Дверь таверны распахнулась и впустила еще одного посетителя, и в этот краткий миг Мокси увидел плотные струи дождя, льющиеся с черного неба.

Едва шевеля языком, он заговорил:

– Я тебя не понимаю.

В угловой кабинке со звоном разбился стакан; Мокси посмотрел в ту сторону, а когда вновь повернулся к незнакомцу, лицо того оказалось на расстоянии ладони.

– Я прихожу туда, где все рушится.

Губы незнакомца не шевелились. Мокси пытался убедить себя в том, что таково действие виски. Но, несмотря на то что лицо незнакомца было от него всего в двух десятках сантиметров, он ничего не мог в нем прочесть. Словно у этого человека было одновременно несколько лиц.

– Я – незнакомец на чужих похоронах. Я тот, кого скорбящие называют посторонним.

У Мокси плыло в глазах. Незнакомец не отводил взгляда.

– Меня зовут Гнилл, Джеймс Мокси. Я – то мгновение, в которое ты решил оставить свою любимую. Я – шаг по ту сторону чувства вины. Ты сделал этот шаг, когда душа твоя почернела. Почернела и покрылась плесенью.
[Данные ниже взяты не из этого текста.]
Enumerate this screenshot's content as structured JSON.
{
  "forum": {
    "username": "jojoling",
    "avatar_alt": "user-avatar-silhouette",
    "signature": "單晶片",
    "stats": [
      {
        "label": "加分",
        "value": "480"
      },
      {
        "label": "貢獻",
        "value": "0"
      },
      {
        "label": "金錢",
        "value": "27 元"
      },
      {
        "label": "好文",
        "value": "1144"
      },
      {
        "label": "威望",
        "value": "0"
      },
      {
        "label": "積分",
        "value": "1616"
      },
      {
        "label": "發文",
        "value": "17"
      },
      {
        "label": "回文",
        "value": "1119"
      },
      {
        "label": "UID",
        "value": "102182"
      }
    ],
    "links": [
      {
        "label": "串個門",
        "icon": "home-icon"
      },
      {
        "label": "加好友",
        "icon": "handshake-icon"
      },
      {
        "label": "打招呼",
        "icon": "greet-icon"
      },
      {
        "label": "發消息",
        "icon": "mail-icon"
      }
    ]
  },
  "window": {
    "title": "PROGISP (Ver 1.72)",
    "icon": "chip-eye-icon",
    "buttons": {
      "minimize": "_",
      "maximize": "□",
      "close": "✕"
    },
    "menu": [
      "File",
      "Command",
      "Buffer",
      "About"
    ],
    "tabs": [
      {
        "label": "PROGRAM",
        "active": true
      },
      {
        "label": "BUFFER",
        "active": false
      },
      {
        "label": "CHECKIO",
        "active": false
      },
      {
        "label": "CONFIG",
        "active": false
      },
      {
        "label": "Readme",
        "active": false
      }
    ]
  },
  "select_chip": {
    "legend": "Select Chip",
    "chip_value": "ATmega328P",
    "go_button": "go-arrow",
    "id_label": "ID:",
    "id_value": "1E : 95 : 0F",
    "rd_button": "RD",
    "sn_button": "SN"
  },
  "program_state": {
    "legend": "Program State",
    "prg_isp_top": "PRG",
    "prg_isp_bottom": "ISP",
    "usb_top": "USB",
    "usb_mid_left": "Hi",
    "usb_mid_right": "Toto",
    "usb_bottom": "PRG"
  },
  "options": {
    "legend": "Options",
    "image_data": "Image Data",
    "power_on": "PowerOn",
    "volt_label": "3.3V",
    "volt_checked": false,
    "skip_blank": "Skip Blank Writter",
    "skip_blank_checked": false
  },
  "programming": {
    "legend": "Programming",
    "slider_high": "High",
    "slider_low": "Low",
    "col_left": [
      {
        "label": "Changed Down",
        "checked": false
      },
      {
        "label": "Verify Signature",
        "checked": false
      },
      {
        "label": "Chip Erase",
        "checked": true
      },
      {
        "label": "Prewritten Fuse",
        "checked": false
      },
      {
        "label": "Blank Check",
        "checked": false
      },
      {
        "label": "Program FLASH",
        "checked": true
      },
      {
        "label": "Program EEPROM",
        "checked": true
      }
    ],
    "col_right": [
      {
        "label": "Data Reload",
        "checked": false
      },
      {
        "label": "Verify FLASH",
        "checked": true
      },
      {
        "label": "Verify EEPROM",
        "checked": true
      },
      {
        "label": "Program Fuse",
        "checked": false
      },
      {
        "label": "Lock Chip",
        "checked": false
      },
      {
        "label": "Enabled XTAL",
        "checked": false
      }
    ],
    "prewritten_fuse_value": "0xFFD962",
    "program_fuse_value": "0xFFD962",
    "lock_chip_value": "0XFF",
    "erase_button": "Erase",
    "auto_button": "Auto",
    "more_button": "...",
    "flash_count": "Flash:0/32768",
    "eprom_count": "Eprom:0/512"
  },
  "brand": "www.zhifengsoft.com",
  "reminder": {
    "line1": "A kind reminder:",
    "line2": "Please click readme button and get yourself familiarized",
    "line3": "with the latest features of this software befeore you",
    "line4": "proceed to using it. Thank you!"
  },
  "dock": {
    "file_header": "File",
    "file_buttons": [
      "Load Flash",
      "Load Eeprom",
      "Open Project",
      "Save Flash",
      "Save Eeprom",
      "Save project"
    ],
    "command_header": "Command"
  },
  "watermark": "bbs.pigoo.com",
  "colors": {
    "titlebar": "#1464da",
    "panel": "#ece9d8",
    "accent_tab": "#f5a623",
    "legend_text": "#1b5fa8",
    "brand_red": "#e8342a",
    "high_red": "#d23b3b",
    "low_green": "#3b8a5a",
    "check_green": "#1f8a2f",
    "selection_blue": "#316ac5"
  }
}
Взрыв смеха прокатился по таверне.

Открылась дверь, и в таверну, сопровождаемый порывом холодного ветра, вошел еще один завсегдатай, под руку с хрупкой женщиной.

Мокси тяжело дышал. Взглянуть в лицо незнакомца не было сил.

– Я не смог бы существовать, если бы не было смерти.

И вновь незнакомец рассмеялся, а навстречу раскатам его смеха раздался смех из каждой кабинки, из каждого угла таверны. Даже бармен не остался в стороне от общего веселья. Но лицо незнакомца не выражало ничего. Портрет маслом – тревожный и пугающий; мимо таких вот портретов, висящих в гостиной на втором этаже, дети норовят прошмыгнуть как можно скорее.

За спиной незнакомца выросло серое облако – облако пара, вырвавшееся из смеющихся ртов.

Неожиданно Мокси почувствовал себя совсем молодым. Даже слишком молодым. Сколько лет было незнакомцу? Это правда: Мокси явился в Портсмут, чтобы как можно дальше спрятаться от Кэрол, от ее болезни. Это слишком сильно пугало его: регулярность, с которой она впадала в кому, ее сон, напоминавший саму смерть, когда не ощущаешь ни пульса, ни биения сердца, ни дыхания. А этот незнакомец знал, чем живет его душа. Этот… Гнилл. Голова Мокси шла кругом. А может, и его любовь к Кэрол уже умерла? И гниет? Этот тип… Откуда? Как?..

– Ты – чудовище, – сказал он.

И сам поверил в то, что сказал.

– Джеймс Мокси, – произнес незнакомец, и губы его наконец зашевелились. – Что за гнусные вещи ты говоришь!

Стены и потолок таверны плыли в глазах Мокси, но он запомнил слова Гнилла, которые тот произнес в качестве очередного тоста.

– Я не большее чудовище, чем лиса, забравшаяся в курятник, с пастью, красной от птичьей крови, с лапами, мокрыми от содержимого разбитых яиц и от внутренностей растоптанных цыплят, еще не успевших увидеть белый свет. Я не большее чудовище, чем фермер, который ловит лису, хватает ее за горло и, прижав к стволу дуба, топором рассекает пасть, что лишила его кур, цыплят и яиц. И я не большее чудовище, чем икота, которая сотрясает грудь фермера, когда тот, подняв с пола погреба ящик, хочет вытащить его по лестнице наверх, чтобы свалить туда трупики дохлых кур. И, конечно же, я не большее чудовище, чем вода, собравшаяся у основания той лестницы, с которой грохнулся фермер – с физиономией, искаженной ненавистью, болью и искренним удивлением. По правде говоря, я больше напоминаю вдову этого самого фермера, которая найдет его труп под лестницей и уберет весь этот хлам. Видишь ли, на Большой дороге встречается кое-что и похуже, чем мужчины и женщины, которые воруют, грабят и убивают. И это худшее – я.